Un atelier sur les pratiques préjudiciables liées aux violences basées sur le genre (VBG) s’est tenu du 14 au 15 octobre 2025 dans la salle de réunion d’Oxfam à Bagasola, sous le thème :
« Centrer les femmes et les filles dans la réponse et l’atténuation des violences sexuelles et sexistes dans les communautés touchées par les conflits au Tchad (2025-2027) ».

Ce projet, d’une durée de deux ans (du 1ᵉʳ février 2025 au 31 janvier 2027), est financé par Affaires Mondiales Canada, en partenariat avec OXFAM, l’APLFT et la Délégation provinciale de la Femme et de la Protection de la Petite Enfance du Lac.
La cérémonie d’ouverture a été présidée par le sous-préfet de Kaya, Ali Abderamane Mbodou.
Cet atelier a pour objectif de contribuer à la réduction des pratiques préjudiciables liées aux VBG et à la prévention contre les abus et exploitations sexuelles, à travers le renforcement des capacités et l’engagement des différentes parties prenantes.
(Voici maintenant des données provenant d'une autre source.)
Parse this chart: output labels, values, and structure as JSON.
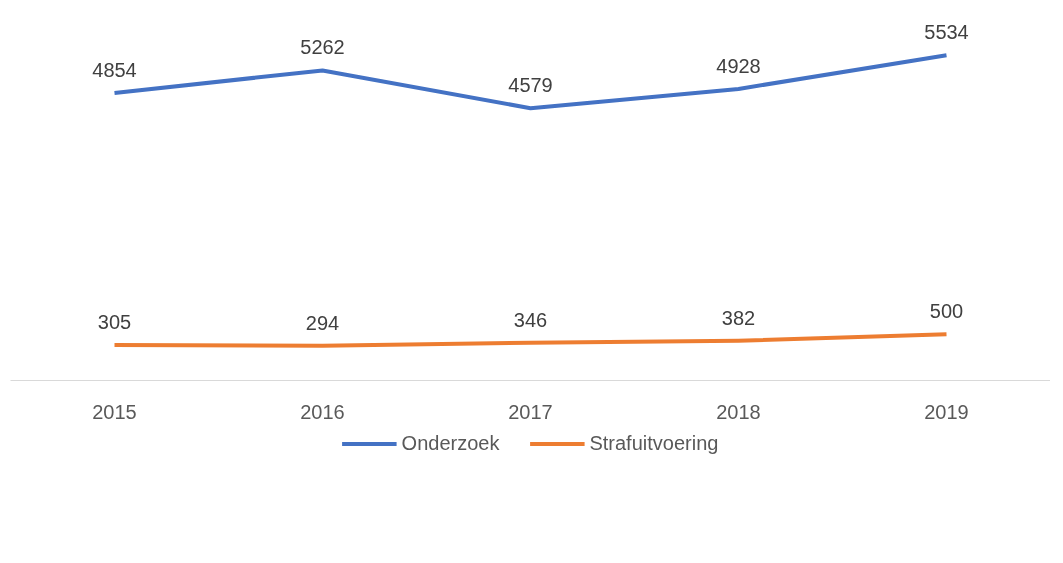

Youssouf Yana Mohomodou, responsable terrain d’Oxfam, a salué la présence des autorités administratives, traditionnelles et religieuses à cet atelier. Selon lui, ces assises constituent un cadre idéal de concertation autour des pratiques préjudiciables liées aux VBG dans la province du Lac.

Le sous-préfet de Kaya, Ali Abderamane Mbodou, a déclaré que ces pratiques préjudiciables, souvent justifiées par des traditions ou des croyances, ne doivent plus être tolérées. Elles constituent, au contraire, un frein à notre développement collectif et à la cohésion sociale, a -t-il martelé.

Il a réaffirmé son engagement à œuvrer pour l’éradication des violences basées sur le genre et la promotion de l’égalité entre les sexes.

Les facilitateurs Franklin Mbaissessem Beinde, chargé de protection et genre, chef de projet AMC Protection, Nenoudji Flora, cheffe de projet APLFT et Dabtar Christian, chef de projet APLFT-Dikonie se sont relayés pour présenter les différents modules. Ils ont notamment exposé les textes juridiques fondamentaux internationaux, régionaux et nationaux qui luttent contre les VBG.

Les échanges en plénière ont été riches et intenses, permettant aux participants d’identifier les causes profondes des violences basées sur le genre.

À l’issue des travaux, plusieurs recommandations ont été formulées, notamment :
le renforcement des campagnes de sensibilisation à tous les niveaux ;
l’implication accrue des leaders religieux et communautaires ;
l’application effective des textes juridiques existants ;
la prise de conscience des femmes elles-mêmes ;
la prise en charge adéquate des victimes de VBG ;
et l’insertion socio-économique des survivantes à travers des Activités Génératrices de Revenus (AGR).

Les discussions ont mis en lumière plusieurs réalités vécues dans les communautés : les mariages précoces, les mutilations génitales féminines, le déni d’éducation pour les filles, la stigmatisation des survivantes de violences, entre autres pratiques portant atteinte à la dignité humaine.